During that entire frustrating time of following up on leads that never panned out because she was “overqualified” and of getting excited about first interviews that never turned into second ones because “that budget line has fallen through,” she’d found herself envying not only Mike but the girls as well.
The three of them took off every morning with places to go and things to do, Mike to work and Julie and Jillian to school, leaving Maggie sitting alone at the kitchen table in her bathrobe, drinking another cup of coffee, the whole day stretched out in front of her like a blank slate.
The idea of writing about science had dawned on her only gradually after she noticed the science articles published by the Boston Globe always focused on something reported in either Science or Nature. The two journals were fine in their way, but there were a lot of exciting discoveries in other journals that the Globe’s science writer obviously never looked at.

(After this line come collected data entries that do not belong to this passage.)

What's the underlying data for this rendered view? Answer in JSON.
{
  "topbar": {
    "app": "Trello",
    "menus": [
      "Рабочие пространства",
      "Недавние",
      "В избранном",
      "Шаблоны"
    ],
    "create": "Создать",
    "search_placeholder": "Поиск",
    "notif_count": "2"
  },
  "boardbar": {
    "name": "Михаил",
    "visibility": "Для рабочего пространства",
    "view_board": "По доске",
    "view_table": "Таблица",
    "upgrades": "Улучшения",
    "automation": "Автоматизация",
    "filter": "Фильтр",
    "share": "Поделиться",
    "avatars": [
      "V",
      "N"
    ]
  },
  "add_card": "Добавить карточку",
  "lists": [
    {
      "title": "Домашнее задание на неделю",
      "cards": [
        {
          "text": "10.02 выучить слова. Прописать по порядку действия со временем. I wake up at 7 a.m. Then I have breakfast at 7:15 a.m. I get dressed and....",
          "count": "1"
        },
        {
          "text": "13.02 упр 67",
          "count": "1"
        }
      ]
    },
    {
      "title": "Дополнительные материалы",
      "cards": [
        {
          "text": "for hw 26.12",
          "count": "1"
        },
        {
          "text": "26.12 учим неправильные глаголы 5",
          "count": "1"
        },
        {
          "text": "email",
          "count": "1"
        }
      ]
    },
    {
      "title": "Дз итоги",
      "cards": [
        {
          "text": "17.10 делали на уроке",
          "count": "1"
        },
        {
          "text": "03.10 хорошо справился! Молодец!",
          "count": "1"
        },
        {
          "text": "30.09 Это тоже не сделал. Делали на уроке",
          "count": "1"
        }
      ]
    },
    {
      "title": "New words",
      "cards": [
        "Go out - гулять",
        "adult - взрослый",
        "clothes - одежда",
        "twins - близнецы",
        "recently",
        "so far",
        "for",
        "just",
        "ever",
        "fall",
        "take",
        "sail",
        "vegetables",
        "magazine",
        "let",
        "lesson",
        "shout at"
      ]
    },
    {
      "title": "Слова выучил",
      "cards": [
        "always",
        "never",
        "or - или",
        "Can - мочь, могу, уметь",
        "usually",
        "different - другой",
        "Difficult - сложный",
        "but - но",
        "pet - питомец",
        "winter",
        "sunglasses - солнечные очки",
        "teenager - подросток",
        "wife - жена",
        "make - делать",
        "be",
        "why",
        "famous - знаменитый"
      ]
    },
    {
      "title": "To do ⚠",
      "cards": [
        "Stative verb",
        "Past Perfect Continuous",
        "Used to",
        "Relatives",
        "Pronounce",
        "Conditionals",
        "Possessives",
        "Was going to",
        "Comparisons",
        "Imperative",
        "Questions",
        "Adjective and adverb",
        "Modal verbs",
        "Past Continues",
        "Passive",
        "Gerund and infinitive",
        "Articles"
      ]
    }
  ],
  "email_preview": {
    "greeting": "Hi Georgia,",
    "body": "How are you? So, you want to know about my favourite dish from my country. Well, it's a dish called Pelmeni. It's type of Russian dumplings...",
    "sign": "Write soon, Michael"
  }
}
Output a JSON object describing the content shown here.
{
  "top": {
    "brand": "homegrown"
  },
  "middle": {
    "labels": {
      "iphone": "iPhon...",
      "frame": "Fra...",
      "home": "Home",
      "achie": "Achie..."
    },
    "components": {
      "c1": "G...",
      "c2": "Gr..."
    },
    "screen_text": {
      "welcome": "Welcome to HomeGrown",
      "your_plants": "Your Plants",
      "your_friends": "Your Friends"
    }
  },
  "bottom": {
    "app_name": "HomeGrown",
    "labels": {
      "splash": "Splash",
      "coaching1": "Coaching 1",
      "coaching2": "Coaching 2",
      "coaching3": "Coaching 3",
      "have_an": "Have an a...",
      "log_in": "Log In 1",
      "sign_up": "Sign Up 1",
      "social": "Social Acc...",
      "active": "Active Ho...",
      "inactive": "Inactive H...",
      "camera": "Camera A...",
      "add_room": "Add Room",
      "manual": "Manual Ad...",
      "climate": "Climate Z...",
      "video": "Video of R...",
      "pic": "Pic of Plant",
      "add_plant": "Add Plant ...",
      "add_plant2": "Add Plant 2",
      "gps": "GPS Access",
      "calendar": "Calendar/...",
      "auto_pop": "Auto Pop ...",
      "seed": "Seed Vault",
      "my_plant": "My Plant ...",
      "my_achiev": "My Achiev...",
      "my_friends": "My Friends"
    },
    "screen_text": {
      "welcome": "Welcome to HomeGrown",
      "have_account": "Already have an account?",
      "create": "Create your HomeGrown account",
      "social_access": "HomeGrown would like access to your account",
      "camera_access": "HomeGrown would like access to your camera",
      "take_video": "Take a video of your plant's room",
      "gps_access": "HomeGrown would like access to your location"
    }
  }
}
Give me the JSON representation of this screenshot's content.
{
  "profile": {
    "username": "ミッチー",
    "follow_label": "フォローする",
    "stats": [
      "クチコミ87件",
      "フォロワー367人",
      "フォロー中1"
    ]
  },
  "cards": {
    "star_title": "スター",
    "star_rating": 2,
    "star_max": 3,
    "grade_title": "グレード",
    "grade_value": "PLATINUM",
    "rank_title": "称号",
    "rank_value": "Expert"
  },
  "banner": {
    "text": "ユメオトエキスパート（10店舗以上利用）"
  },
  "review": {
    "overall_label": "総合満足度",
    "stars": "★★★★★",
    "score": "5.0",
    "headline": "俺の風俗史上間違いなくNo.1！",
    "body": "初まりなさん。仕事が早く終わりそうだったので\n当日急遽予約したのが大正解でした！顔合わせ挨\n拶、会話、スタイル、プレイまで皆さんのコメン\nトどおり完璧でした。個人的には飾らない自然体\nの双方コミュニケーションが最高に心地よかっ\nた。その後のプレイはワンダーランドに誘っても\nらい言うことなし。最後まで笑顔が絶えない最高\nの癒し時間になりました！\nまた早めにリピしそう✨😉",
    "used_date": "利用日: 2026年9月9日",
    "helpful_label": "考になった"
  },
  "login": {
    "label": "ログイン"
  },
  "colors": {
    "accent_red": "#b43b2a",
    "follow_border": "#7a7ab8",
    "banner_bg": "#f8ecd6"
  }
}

I can do better than this, Maggie had thought more than once after reading a column that reported on something she had just read about in the unabridged form.
When she’d finally said it out loud, Mike’s response had been typical. “So, why don’t you?”
“The articles are written by a staff writer. Probably they aren’t interested in an outsider. Besides, I bet it doesn’t pay anything.” Maggie had no idea where all the excuses were coming from.
She’d stopped speaking abruptly, which unfortunately gave Mike an opening to say exactly what she’d expected him to say. “And none of that is worth two cents as a reason not to give it a shot, and you know it, hon.”
She could almost mouth the words along with him. Lip-synching. No one had warned her she’d reach a point in her marriage when she would, almost without exception, know what her husband was going to say. Except maybe that bit about moving to Puerto Rico. That wasn’t something she could have predicted.
Eventually she’d decided she might as well try writing a column. Nothing else was working. Besides, what did she have to lose besides a few more illusions about herself and her ability?
Three days after she hand-delivered two sample columns to the office of the managing editor of the Globe, the editor called and offered her work as a freelancer. In the beginning, he’d wanted only two columns a month, and the payments were enough to treat Mike and the girls to lunch at McDonald’s and a movie. But recently he’d upped that request to four, and he’d begun the process of syndicating her column to other papers. Already editors of the Fort Worth and San Diego papers had expressed an interest. Things were finally looking up for Maggie.
Now this.
She pulled in a breath and gave her husband a direct look. “You do know you need to sell me on this, because if you don’t, I’ll make your life miserable.”
Mike pulled her to her feet and into his arms. “The only time you ever managed to make me miserable, Maggie Chase, was when you were dating what’s-his-name. The one with the ears.”